People say that Fabra liked to bet, in large quantities, when he was playing golf. Sometimes, if he was losing on the 16th, he would settle the debt there, away from the watchful eyes of the bar terrace at the 18th. "Now I don't play as much but when I was younger and had more time I had a handicap of three," he says.
The Club de Campo del Mediterráneo put itself firmly on the map just as the financial meltdown was getting into full swing in 2008, when it organized the Castelló Masters, a PGA European Tour event with two million euros in prize money. García won the inaugural tournament and in 2011, the last time it was staged, repeated his victory with a course record 27 under par. It was the idea of former regional premier Francisco Camps to promote Castellón as a golf tourism destination by means of the airport and to raise the Masters to the promotional level of the Valencia Grand Prix.
"To host the Masters the club took on debt to improve the installations and the watering system..." says a source who was involved in the operation. Obtaining the credit was no obstacle; Salvador Lluch was at the time a Bancaja executive and vice president of the club. But the same source says the loan was not viewed as a risky one. "The club was valued at almost 10 million euros and all its payments were up to date."
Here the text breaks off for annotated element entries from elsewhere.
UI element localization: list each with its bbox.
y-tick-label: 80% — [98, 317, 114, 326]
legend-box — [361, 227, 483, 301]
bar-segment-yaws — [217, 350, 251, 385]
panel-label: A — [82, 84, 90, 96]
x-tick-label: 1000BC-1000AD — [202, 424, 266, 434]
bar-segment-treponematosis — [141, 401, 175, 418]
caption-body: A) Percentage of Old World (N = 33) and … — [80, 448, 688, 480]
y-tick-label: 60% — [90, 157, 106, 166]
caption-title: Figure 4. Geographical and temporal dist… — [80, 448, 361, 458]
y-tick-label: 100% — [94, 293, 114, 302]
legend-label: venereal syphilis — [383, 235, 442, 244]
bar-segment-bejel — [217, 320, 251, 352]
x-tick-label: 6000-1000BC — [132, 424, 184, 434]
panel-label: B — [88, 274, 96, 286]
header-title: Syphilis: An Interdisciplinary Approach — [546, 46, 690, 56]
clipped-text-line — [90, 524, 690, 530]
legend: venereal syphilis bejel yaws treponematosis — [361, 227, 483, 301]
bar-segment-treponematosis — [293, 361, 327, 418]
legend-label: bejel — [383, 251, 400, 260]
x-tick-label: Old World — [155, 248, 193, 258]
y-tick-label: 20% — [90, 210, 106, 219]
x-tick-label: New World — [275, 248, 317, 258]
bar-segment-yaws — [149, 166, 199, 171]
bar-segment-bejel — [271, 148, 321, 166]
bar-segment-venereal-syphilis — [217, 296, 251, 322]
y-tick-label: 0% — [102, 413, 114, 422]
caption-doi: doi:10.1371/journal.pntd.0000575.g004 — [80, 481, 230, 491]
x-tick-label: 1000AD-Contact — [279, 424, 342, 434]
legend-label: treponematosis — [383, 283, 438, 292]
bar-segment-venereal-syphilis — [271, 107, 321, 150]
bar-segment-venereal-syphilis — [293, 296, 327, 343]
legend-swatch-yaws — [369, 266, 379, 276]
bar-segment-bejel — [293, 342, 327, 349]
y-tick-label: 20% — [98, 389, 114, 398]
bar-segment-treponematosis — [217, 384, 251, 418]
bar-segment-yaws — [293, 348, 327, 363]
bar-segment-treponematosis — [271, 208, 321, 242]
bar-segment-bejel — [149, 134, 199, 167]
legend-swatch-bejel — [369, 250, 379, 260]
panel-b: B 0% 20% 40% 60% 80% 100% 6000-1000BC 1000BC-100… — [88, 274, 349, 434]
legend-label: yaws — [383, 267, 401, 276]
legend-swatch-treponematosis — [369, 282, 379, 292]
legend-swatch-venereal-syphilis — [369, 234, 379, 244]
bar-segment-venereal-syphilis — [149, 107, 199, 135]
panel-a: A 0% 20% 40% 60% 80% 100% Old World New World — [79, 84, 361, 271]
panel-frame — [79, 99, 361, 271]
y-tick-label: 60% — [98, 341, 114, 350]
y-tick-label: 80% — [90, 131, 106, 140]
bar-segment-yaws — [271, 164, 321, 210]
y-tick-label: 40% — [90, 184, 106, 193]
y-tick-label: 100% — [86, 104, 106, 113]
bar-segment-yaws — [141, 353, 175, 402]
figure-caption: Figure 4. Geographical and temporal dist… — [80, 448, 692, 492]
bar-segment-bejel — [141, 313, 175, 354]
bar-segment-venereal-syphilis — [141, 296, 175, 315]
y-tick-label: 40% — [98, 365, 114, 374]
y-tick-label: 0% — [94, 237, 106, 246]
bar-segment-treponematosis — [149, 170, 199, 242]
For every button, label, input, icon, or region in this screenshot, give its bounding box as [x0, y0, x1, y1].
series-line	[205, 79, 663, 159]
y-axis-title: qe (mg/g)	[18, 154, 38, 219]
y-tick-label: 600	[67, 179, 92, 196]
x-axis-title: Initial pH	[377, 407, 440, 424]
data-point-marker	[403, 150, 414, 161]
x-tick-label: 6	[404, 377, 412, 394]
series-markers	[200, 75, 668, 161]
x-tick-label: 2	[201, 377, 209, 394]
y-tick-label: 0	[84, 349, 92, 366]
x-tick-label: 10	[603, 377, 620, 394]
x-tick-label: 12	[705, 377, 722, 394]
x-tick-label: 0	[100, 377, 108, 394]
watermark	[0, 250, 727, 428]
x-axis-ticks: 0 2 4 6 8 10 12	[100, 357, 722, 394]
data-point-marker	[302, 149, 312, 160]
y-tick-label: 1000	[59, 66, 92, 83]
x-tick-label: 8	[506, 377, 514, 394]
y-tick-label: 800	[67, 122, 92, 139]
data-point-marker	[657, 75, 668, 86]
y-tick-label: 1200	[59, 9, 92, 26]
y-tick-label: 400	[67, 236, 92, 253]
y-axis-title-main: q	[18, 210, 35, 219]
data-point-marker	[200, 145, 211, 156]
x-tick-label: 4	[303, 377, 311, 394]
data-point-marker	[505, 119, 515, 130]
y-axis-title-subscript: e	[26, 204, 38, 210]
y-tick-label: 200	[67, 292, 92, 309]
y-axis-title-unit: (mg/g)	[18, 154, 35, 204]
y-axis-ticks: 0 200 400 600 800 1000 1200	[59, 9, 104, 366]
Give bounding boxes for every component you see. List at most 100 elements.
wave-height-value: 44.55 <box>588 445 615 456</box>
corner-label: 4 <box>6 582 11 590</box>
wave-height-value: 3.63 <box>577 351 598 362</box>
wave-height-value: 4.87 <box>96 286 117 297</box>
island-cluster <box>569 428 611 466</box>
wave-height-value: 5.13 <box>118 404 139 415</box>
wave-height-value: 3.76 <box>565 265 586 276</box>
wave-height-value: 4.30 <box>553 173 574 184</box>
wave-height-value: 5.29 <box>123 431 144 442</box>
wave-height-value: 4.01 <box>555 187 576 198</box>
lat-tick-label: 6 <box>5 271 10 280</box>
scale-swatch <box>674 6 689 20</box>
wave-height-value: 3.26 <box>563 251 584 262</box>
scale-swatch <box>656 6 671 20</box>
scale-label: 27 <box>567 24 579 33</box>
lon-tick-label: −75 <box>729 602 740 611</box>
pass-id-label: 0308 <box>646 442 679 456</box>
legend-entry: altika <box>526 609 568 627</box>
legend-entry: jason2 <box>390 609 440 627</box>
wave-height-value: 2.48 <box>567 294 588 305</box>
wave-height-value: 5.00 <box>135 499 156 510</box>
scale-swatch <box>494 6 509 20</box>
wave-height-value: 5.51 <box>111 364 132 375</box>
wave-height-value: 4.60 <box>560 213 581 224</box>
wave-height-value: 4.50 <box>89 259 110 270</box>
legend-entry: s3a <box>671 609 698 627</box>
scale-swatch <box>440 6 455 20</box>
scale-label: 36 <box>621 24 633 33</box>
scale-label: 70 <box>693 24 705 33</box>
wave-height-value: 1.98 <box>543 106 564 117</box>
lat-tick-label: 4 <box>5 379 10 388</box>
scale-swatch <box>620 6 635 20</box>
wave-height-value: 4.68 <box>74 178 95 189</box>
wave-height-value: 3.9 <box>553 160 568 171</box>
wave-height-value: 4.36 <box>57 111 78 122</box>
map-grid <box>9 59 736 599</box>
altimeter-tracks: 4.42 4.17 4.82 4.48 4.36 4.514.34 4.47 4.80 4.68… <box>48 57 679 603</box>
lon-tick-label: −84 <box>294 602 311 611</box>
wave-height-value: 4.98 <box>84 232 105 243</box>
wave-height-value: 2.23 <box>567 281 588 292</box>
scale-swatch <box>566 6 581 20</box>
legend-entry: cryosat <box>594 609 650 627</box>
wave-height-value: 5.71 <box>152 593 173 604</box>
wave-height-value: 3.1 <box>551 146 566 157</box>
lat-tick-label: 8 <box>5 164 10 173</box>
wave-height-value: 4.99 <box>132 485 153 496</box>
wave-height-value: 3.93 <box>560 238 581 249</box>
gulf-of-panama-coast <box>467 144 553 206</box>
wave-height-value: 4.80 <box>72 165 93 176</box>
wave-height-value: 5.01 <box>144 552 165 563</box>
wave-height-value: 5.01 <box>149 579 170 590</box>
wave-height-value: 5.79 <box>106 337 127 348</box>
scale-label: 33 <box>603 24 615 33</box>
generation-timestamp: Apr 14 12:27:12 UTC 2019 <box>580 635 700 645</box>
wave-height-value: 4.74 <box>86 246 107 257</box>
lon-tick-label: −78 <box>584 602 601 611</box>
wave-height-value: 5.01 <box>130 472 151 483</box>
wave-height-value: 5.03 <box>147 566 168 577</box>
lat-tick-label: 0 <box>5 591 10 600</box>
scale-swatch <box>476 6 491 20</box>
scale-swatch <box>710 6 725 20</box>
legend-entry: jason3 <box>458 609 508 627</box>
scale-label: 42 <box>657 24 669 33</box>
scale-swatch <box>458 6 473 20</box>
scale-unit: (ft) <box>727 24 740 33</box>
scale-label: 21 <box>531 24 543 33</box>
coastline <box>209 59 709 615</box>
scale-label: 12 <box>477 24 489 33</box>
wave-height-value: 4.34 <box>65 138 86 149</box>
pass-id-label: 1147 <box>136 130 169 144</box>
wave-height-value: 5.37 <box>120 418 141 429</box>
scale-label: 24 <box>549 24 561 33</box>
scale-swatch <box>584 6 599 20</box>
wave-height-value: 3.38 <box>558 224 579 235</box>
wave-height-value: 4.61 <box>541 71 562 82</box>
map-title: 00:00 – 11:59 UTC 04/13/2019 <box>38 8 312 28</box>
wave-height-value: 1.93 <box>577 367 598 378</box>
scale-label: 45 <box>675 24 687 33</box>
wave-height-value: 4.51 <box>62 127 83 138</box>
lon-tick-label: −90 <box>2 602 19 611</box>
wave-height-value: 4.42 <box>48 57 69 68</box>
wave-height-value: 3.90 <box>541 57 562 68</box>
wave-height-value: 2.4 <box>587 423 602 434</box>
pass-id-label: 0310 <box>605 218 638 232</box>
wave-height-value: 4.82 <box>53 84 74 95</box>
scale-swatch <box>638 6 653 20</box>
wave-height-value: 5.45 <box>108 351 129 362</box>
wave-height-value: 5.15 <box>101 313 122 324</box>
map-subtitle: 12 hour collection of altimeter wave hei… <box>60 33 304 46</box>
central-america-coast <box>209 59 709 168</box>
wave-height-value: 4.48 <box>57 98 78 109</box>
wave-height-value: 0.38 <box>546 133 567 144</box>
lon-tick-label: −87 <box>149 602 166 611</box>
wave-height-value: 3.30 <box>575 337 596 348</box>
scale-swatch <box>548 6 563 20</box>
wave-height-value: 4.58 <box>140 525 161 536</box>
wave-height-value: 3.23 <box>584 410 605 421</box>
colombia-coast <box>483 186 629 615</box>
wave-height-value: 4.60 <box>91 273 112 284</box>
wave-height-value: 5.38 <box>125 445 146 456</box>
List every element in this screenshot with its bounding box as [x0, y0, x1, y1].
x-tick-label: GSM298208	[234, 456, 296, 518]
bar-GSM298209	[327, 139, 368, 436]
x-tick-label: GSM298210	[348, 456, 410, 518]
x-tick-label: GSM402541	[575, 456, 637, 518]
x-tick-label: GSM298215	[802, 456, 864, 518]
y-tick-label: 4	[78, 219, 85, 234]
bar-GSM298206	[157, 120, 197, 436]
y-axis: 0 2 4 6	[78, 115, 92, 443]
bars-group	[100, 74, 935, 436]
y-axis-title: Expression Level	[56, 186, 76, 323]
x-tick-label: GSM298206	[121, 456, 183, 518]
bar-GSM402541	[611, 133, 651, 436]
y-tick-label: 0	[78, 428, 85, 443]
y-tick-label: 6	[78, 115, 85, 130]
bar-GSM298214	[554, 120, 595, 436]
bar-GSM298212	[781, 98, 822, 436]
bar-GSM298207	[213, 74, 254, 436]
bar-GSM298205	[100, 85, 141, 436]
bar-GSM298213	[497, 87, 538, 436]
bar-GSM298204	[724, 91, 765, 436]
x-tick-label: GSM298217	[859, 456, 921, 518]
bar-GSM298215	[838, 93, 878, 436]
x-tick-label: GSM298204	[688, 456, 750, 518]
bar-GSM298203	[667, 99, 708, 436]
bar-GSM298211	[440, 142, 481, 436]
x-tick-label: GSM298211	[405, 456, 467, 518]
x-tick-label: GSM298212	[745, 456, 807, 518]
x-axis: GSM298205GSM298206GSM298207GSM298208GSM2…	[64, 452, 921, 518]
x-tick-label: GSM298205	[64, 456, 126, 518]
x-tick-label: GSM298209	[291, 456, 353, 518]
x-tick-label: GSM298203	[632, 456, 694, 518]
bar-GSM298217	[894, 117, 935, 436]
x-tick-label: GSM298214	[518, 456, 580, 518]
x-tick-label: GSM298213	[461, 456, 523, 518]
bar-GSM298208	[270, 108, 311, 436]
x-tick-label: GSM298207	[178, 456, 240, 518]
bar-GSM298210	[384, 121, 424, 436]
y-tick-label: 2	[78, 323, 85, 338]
The regional government provided funding and the club had only to pay 100,000 euros in exchange for the promotion of the region. It also served to do the same for Fabra. Before the 2009 tournament he organized a competition at the airport, a project driven by Camps and Fabra, to see which golfer could hit the longest drive on the runway. Rafael Nadal, soccer legends Johan Cruyff, Roberto Donadoni, Javier Clemente and others played in a celebrity match.
Until recently Fabra was the local PP president and nobody would go against him"
The more media coverage the club received, the wider the gap in its books became. Between 2008 and 2011, it ran up debts of 1.154 million euros, in addition to four million in loans. Employees and suppliers went unpaid. In August, the club sent a letter to its members laying out the raw financial data and the impossibility of refinancing its loans. Now the club is seeking a buyer to assume its debts, although the final decision rests with the members.
The letter stirred the members into action and two weeks ago many attended a meeting, where some expressed their dissatisfaction with Fabra; they received applause from the assembly. It was decided that three of their members will oversee the sale. Members had rarely attended meetings previously. "Until recently, he was PP president and provincial administrator, and nobody would go against him. Now those who were happy to follow him are turning their backs, which is not very decorous," says Cambronero.
The leading contender to take over the club is Sergio García, although confidentiality agreements prevent Fabra from revealing the details. Club sources say that another investment group has expressed interest and that Fabra's relationship with García has cooled over the negotiations, which he denies: "I have a lot of affection for Sergio. If there is a buyer and he is one of them, I would be very happy. He was born here." In 2008 Fabra gave one of García's sisters a job as a consultant in the provincial government. Víctor García declined to speak to EL PAÍS.
Those close to Fabra say that he is angry about the sale of his club but that he has bigger problems: after nine years of investigation his trial begins on October 2, with prosecutors seeking a jail term of 13 years.
In the clubhouse there are serious faces. People say that there used a more "convivial club atmosphere."
"Now there are people saying that we should have done this five years ago," Cambronero shouts from one table to another. "Yeah, but nobody had the balls back then," comes the reply.